Paul Krugman, Professor of Economics at Princeton, summarizes what the passing of the Waxman-Markey bill would mean to Americans in a short NPR interview. He explains how it will help us take into account the cost of global warming into the economy, providing incentives to change how we produce and consume energy (see my article on externalities for more on this). He says that the overall number of jobs will remain about the same, but the mix of jobs will be different. Krugman says he would bet his Nobel prize that the climate bill would not cost Americans much financially (he says serious studies conclude it would cost most families less than the value of a postage stamp per day), but was not willing to bet his Nobel prize that the bill would save the world, explaining that it may not be enough. In fact, some members of Congress opposed the bill because they felt it was not aggressive enough. Several environmental groups, including Greenpeace, also oppose the bill for the same reason.

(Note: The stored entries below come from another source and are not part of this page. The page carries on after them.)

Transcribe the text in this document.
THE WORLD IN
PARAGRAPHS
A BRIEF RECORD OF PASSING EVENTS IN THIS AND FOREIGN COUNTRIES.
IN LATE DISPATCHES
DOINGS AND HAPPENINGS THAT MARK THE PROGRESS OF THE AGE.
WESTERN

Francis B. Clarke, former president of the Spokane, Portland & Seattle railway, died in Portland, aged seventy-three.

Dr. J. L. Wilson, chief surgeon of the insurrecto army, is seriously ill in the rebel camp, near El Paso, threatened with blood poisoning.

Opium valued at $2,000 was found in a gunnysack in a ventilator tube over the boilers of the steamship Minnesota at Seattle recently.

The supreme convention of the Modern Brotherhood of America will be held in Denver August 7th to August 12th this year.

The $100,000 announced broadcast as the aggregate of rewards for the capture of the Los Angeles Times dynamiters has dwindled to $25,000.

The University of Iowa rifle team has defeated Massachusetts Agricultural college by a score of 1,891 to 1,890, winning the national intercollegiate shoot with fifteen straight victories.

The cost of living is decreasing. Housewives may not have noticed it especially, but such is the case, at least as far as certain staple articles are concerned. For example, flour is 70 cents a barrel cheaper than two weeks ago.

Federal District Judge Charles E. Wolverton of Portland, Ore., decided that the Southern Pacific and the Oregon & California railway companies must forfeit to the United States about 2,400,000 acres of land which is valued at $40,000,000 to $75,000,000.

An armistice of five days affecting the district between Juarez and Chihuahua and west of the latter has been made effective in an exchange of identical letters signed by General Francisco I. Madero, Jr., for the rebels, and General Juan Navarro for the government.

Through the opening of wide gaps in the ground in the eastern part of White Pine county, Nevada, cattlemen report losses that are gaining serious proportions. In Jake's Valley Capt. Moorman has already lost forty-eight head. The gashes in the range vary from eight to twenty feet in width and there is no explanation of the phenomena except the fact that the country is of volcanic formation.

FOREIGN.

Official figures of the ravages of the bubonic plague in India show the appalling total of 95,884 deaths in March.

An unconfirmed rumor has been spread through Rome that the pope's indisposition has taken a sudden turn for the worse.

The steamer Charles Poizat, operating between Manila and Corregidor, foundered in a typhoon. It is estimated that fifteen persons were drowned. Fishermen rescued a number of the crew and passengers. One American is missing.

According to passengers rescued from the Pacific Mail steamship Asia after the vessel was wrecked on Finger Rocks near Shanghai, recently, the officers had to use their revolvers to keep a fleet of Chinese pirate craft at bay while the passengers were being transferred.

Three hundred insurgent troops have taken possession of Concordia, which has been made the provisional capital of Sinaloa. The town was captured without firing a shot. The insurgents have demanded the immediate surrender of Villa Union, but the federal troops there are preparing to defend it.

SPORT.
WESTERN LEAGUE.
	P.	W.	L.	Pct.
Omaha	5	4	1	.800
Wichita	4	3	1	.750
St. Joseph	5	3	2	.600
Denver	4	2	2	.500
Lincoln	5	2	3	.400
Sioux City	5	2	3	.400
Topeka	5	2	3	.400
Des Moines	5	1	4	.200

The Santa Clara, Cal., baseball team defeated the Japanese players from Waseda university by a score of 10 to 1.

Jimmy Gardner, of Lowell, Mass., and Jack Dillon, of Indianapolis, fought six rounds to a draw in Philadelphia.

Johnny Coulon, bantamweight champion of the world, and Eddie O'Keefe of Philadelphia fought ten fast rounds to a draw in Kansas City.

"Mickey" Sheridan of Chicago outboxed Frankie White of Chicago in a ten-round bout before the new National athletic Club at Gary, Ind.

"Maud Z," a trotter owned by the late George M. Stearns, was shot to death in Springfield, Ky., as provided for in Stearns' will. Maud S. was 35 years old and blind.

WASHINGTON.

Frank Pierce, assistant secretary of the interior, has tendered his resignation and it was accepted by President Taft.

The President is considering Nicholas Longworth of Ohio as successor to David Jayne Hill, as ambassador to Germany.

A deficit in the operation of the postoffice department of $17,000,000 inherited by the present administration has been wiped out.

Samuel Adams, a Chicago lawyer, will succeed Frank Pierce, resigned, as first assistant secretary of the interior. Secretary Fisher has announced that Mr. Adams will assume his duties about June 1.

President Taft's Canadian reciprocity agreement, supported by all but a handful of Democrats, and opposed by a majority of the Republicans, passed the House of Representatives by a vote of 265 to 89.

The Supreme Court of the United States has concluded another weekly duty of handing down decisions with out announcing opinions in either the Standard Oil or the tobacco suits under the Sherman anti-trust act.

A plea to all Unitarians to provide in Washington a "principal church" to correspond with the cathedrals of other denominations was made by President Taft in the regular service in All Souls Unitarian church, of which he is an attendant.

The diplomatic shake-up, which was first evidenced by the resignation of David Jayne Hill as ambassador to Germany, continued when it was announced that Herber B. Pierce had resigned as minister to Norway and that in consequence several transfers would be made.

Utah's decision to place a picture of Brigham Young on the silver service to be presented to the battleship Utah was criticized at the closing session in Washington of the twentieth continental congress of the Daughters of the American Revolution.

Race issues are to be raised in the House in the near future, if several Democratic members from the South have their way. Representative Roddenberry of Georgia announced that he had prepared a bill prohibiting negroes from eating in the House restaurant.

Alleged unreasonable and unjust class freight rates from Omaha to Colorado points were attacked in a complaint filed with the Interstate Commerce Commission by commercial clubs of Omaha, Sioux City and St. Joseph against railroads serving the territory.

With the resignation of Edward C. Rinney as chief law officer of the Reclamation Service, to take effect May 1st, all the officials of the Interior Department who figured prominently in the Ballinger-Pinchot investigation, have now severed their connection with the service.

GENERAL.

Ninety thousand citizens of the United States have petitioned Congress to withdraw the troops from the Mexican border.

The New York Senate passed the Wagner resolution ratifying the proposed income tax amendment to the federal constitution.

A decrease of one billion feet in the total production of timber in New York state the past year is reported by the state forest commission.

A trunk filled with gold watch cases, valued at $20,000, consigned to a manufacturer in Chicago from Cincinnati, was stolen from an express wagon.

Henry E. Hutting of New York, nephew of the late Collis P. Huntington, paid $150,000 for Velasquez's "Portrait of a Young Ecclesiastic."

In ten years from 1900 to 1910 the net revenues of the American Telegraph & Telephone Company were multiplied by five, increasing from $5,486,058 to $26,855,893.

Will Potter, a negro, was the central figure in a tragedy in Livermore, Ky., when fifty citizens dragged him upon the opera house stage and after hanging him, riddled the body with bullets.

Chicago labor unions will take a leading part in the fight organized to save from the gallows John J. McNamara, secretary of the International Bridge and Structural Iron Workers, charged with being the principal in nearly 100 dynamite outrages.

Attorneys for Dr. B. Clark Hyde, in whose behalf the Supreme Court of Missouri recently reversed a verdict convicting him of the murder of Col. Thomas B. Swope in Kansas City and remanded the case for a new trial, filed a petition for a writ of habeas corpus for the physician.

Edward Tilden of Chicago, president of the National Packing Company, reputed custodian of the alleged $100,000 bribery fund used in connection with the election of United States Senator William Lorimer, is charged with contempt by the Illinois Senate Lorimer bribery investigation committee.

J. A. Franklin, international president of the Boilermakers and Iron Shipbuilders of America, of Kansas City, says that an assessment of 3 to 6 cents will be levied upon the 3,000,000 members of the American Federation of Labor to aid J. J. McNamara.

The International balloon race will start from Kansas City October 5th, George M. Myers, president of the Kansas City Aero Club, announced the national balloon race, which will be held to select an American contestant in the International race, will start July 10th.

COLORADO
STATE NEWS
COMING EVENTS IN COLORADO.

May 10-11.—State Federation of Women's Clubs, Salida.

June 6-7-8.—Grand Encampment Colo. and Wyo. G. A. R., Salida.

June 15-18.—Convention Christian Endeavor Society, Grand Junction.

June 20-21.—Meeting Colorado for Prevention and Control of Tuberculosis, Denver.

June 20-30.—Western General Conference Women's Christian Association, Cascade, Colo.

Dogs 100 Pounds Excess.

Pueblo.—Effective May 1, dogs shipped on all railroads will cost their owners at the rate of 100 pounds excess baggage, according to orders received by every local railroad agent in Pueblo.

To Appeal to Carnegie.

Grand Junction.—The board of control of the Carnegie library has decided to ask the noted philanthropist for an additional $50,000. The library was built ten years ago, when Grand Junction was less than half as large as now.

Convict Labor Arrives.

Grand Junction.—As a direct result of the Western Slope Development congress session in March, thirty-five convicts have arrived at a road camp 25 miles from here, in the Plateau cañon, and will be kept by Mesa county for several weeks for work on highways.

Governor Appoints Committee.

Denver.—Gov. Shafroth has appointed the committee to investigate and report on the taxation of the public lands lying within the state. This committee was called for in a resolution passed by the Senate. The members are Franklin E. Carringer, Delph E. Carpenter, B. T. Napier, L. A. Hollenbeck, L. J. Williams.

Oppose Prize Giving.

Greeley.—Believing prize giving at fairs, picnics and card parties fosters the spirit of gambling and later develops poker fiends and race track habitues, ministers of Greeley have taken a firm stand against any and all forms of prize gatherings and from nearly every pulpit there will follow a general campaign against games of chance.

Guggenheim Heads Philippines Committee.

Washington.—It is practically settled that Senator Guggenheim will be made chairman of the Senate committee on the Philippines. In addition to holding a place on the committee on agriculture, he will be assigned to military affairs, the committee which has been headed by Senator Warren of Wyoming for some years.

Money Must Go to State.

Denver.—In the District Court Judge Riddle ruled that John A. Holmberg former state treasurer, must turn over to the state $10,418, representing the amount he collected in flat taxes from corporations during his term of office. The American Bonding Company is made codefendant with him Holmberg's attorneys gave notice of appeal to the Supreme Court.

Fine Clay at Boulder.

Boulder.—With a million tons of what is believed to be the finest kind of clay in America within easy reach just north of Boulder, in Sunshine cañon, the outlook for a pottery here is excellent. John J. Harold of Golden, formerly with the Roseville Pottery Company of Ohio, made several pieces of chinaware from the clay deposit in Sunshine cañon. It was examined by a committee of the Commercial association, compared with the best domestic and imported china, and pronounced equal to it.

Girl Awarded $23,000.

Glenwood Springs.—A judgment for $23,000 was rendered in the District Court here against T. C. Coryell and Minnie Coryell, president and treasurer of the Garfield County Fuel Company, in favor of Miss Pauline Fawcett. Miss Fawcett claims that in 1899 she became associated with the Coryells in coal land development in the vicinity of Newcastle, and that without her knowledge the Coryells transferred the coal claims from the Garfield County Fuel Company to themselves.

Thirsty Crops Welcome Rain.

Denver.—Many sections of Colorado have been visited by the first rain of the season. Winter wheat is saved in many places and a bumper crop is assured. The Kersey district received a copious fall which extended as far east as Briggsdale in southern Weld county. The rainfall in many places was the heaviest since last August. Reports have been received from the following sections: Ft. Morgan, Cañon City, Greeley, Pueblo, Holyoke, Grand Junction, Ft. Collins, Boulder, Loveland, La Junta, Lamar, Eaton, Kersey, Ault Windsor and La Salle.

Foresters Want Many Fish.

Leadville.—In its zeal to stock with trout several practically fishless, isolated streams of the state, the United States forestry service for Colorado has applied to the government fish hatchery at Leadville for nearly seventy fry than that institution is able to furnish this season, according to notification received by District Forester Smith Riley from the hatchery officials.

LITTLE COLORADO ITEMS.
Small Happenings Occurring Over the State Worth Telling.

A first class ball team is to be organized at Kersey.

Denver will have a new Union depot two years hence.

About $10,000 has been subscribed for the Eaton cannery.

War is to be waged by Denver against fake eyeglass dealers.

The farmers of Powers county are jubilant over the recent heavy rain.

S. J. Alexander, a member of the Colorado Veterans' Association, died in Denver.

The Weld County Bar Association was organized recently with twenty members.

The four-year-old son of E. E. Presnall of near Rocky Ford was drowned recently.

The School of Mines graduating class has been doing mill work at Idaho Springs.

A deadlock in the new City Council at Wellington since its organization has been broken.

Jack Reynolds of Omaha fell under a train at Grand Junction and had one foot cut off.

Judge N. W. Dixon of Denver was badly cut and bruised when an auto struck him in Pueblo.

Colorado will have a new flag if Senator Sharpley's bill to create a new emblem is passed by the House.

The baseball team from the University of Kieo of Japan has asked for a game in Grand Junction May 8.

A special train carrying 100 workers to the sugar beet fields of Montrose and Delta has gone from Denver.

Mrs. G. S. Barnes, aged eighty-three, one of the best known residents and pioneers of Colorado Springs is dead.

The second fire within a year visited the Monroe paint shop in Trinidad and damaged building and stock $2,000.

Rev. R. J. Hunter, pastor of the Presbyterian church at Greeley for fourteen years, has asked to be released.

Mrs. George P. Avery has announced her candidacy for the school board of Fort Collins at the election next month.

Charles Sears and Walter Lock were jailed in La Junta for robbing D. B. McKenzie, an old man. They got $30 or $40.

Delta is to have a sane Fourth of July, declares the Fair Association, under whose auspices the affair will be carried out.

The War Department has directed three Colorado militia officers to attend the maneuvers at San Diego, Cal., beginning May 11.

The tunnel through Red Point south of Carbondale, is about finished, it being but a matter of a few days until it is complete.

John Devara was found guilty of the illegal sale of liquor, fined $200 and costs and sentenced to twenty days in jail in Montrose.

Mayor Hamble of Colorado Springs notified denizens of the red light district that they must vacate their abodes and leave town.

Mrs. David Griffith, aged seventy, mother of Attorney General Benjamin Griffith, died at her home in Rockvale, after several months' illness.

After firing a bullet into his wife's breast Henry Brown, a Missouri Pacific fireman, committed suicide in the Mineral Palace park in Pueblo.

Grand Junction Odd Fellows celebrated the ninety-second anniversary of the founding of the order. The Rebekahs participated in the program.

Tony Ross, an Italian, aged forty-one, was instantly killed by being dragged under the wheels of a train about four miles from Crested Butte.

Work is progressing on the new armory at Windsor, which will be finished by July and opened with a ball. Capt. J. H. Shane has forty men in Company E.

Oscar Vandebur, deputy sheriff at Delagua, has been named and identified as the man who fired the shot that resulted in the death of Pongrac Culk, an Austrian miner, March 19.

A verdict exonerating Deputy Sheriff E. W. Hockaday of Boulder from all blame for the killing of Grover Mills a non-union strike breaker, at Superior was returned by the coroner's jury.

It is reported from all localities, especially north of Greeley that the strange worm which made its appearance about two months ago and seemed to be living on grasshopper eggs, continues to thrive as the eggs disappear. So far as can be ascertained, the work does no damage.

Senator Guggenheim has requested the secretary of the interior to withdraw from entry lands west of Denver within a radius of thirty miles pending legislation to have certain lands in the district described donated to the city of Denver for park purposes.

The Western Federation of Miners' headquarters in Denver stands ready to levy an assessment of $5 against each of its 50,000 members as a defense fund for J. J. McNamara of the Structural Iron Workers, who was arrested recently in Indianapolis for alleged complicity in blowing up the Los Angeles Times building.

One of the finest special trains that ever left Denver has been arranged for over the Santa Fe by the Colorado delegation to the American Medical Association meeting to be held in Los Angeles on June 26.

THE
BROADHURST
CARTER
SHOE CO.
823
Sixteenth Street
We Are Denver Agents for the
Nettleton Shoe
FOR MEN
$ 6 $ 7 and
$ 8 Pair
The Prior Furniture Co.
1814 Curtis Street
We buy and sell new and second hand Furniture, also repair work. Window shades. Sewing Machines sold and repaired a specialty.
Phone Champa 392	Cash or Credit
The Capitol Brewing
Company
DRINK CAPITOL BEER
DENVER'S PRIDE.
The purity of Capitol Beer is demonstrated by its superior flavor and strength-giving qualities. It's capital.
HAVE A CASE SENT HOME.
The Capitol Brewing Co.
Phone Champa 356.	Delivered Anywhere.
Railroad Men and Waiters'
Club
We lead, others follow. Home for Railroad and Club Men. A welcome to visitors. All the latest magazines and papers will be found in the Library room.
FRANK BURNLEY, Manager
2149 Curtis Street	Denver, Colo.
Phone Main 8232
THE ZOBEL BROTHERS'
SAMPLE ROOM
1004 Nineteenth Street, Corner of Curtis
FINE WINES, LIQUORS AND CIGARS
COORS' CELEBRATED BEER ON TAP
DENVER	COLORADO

How does all of this relate to design? While many exciting technologies are emerging that help us use less energy and produce it more sustainably, these technologies only make it to market if they make economic sense. To invest in a new renewable energy project, for example, a business case must be made. If we include the true, long-term costs of fossil fuel derived energy, some renewable energy sources are clearly the right choice. While many engineers and others are concerned about sustainability and interested in energy efficiency and renewable energy, this concern is not enough to produce the large-scale shift to sustainability we need. We need to create an economic environment that supports substantial, continued investment that will accelerate the development and deployment of clean energy technology.
I hear many folks talking about what individual choices they can make to reduce their carbon footprint or live more responsibly. I hear support for wind and solar energy. Consumers are starting to consider ‘greenness’ in purchasing decisions. But oft times there seems to be a disconnect when it comes to making collective choices that will bring about substantial change, much more than what individual choices will procure. We need to shift our collective support from status quo energy systems to new energy strategies that will carry us (and the natural world) through successfully for generations to come. The innovative spirit and talent is there, waiting to rise to the challenge. It will lie relatively dormant until citizens make the clarion call for strong incentives and bold policy that will empower engineers and others to accelerate the metamorphosis of our energy, transportation, and agricultural systems.
Waxman-Markey is not ideal. It may not be enough. But perhaps it will give Americans a taste of the exciting progress that can be made when we focus and guide our efforts in the right direction. Perhaps after this first taste we will be willing to move beyond this first step.